The question nobody is asking out loud

Yes, Technology has moved ahead in leaps and bounds. Yes, the money is following technology as you can see from the revenue and projections. But what about the employees? How will they manage this transition where they no longer need to operate the software to create outcomes??

When the software stops needing you, what are you for?

This is where most technology transformation conversations go quiet. Not because the technology is too complex, but because the human question is too uncomfortable.

 

 

Our hypothesis is, most business leaders assume the announcement is the change. A platform goes live, a feature gets deployed, new technology is rolled out. However change and transition takes months/years and consistent effort.

William Bridges, one of the most important thinkers in organisational change, drew a distinction that most leaders never make. He separated change (the external event) from transition (the internal psychological journey) people go through in response to it.

Change is situational. Transition is psychological. You can flip a switch on a platform in a day. It takes far longer for people to let go of who they were before.

Most transformations fail not because the technology doesn’t work, but because leadership manages the change and ignores the transition. They deploy the software and declare victory. Meanwhile, employees are still running their own version of the pipeline report/other reports on the side, in good ol’ excels. Not because they don’t trust the agent or AI. Because they haven’t yet figured out who they are without making the report.

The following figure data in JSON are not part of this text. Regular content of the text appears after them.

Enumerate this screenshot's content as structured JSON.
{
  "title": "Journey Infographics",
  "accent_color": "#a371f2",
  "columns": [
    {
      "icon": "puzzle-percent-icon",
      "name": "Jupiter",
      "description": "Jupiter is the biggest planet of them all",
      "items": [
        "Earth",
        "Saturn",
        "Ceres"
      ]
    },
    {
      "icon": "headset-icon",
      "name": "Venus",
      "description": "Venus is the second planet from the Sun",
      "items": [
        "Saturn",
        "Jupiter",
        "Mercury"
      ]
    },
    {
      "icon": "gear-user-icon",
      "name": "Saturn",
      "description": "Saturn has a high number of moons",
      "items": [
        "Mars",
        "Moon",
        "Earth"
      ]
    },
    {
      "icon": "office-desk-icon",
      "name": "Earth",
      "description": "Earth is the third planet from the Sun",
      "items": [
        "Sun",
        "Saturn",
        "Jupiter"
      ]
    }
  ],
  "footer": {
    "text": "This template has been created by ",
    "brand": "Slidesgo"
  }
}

And this is where loss aversion enters the picture. Psychologists Daniel Kahneman and Amos Tversky found that people feel losses more intensely as gains.

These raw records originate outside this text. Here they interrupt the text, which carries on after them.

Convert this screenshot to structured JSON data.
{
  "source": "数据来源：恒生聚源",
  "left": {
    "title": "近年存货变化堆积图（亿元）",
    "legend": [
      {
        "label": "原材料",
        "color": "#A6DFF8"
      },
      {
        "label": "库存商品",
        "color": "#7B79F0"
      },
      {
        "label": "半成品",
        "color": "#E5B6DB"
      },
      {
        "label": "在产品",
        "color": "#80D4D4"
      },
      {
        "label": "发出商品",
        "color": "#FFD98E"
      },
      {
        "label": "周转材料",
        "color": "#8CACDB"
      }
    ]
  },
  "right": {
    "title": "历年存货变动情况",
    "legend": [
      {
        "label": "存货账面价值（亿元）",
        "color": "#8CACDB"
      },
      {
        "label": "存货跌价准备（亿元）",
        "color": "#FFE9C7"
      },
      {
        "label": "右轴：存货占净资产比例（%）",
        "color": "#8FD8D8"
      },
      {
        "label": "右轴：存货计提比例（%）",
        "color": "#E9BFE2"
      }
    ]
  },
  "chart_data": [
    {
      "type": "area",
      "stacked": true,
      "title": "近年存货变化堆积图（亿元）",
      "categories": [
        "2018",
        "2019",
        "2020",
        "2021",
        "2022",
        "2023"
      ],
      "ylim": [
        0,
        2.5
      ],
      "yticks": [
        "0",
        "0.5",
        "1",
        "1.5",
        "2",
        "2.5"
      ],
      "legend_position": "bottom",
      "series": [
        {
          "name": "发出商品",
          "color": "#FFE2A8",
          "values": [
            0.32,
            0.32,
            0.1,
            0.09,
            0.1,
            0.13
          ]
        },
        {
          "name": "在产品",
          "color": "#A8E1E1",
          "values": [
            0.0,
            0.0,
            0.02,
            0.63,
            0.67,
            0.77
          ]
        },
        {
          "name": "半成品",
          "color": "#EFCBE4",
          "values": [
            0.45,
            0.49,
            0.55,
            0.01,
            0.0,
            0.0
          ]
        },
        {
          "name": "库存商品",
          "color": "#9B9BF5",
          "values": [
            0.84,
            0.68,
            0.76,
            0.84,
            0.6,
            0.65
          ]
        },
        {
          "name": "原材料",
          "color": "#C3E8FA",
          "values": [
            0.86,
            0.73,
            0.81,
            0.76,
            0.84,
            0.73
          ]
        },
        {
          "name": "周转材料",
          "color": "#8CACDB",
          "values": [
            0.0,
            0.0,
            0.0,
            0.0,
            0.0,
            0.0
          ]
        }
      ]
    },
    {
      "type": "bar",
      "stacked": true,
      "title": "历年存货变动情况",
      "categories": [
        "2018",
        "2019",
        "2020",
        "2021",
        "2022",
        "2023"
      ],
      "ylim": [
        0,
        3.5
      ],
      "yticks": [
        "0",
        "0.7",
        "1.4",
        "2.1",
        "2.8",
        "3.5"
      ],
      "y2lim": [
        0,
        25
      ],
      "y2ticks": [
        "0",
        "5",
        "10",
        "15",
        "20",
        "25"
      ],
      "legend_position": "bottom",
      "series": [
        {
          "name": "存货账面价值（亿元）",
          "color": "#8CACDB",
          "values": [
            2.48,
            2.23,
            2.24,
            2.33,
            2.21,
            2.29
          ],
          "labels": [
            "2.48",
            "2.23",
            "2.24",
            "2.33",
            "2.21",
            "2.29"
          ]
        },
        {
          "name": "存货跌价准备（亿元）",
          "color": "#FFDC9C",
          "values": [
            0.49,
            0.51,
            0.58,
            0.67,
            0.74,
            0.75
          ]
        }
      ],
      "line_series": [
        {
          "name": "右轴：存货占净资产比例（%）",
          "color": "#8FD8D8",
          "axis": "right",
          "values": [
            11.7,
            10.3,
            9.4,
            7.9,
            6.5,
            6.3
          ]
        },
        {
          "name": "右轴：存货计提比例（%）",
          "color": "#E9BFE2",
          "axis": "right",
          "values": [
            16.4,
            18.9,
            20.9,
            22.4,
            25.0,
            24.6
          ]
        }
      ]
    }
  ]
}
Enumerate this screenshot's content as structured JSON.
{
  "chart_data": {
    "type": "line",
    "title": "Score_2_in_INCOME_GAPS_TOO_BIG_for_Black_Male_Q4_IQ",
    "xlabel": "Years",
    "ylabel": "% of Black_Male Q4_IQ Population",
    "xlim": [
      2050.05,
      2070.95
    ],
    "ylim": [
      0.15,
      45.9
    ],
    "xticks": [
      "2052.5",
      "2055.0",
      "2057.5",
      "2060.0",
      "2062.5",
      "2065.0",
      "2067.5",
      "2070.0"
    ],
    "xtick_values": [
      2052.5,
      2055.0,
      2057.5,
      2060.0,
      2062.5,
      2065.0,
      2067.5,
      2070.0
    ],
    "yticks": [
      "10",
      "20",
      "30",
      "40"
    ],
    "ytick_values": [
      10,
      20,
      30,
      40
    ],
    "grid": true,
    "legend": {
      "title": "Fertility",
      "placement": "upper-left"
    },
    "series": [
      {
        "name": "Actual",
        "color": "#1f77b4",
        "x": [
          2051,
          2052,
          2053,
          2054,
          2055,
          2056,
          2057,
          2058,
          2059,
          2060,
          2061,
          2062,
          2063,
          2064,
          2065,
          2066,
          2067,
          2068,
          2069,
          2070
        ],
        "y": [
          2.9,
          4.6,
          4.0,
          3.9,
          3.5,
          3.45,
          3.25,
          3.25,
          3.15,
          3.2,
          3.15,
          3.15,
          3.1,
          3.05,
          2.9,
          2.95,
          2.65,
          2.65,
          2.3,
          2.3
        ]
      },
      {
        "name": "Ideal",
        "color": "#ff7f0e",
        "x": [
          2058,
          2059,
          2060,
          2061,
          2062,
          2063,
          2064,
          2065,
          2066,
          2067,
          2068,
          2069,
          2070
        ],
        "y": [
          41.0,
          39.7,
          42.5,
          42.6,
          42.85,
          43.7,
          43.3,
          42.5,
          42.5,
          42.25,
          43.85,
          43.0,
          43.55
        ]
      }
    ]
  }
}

Telling an employee that the agent will save them three hours a week is useful. But it won’t get them to whole heartedly adopt the new technology. That is because the unspoken loss, of the visible proof of their competence, of the thing that made them feel on top of things, that loss is more intense (than the gain of productivity).

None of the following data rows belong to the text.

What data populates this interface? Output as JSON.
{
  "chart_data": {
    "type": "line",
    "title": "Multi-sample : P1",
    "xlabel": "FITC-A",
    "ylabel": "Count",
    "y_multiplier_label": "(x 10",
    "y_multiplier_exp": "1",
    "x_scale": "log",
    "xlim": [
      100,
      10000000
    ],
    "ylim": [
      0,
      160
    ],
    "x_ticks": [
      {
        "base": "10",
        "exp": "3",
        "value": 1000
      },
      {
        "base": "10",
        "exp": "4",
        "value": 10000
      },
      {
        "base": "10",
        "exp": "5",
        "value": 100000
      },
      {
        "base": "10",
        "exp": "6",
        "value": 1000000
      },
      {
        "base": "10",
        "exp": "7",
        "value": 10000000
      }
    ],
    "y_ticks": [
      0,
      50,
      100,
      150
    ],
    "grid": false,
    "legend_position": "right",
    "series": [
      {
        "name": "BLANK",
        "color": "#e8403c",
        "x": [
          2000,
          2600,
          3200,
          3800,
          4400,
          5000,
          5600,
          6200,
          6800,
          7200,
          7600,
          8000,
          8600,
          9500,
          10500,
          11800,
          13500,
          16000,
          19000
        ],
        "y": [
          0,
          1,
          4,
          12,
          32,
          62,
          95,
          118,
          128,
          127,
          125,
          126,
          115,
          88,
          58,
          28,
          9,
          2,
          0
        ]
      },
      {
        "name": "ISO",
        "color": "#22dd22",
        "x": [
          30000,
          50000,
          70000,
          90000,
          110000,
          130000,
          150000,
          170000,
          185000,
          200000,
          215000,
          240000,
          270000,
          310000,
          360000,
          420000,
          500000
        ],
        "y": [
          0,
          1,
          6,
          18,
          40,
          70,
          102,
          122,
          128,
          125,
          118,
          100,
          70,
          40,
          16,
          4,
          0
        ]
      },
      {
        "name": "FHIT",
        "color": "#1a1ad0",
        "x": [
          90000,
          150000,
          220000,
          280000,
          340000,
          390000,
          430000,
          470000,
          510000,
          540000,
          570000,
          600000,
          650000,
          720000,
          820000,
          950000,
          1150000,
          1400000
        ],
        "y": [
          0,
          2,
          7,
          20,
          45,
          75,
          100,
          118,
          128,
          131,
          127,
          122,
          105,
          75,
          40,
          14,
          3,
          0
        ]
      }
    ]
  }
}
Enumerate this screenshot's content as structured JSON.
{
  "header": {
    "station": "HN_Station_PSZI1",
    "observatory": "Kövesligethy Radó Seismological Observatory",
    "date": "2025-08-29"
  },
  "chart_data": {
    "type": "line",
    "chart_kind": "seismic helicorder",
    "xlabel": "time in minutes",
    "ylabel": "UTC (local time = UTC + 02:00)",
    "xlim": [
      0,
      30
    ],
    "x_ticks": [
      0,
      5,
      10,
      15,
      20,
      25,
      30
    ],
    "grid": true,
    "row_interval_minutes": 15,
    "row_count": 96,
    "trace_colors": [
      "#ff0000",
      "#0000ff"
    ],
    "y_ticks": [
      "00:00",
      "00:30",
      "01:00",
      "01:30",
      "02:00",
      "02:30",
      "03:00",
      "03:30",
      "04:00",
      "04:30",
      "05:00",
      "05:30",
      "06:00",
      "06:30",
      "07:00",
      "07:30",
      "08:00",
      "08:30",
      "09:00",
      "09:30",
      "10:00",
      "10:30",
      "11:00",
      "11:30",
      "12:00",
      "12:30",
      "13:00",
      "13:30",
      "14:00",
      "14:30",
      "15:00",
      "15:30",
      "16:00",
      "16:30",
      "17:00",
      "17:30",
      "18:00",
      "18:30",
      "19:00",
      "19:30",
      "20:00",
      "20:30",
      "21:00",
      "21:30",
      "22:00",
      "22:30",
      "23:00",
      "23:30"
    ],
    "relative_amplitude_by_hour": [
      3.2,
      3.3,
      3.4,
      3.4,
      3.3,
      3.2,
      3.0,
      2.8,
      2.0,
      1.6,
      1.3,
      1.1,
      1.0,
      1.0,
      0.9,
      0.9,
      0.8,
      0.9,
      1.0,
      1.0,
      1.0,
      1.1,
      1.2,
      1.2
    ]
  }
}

Leaders who frame agentic AI purely as efficiency gain will keep being surprised by the friction they encounter. The loss needs to be acknowledged before the gain can be accepted and enjoyed.

This isn’t about technology. It is about identity. And it is a part of the transformation that often gets ignored.

 

Every big shift has done this

This has happened with every technology transformation. Humans have had to re-craft their identity time and again. When a core skill ,the “thing” you are known for gets automated, it does not just change your workflow. It changes your identity, the narrative you tell yourself.

Think of accountants when calculators and spreadsheets became common. The ‘thing’ they were good at (mental calculations) was automated. It did not just change their workflow. They had to create new identities for themselves. They stopped being the person who enters and calculates the data, and became the person who decides what the data means.

Think of travel agents in the early 2000s. Earlier they were information brokers. they had access to fares, routes, and availability that ordinary people did not. When Expedia and booking.com made that access available to all, their core value proposition evaporated overnight. The ones who thrived were those travel agents who rebuilt their identity as experience curators — specialists in complex itineraries, luxury travel, or niche destinations where human judgment, relationships, and taste still mattered. Identity moved from information access to curation and care.

The pattern is always the same. The technology arrives faster than the identity and narratives can adapt. The people who thrive are not those who resist, or those who blindly automate everything. They are the ones who move up the value chain .

 

So what do you actually do?

The question for every organisation right now is the same: are you actively helping your people make that move? Or are you simply deploying the technology and hoping they figure it out?

The organisations that will come out ahead are not the ones that move fastest. They are the ones that bring their people with them. Leaders who help employees recraft their identities by redefining what they value, is a good place to start.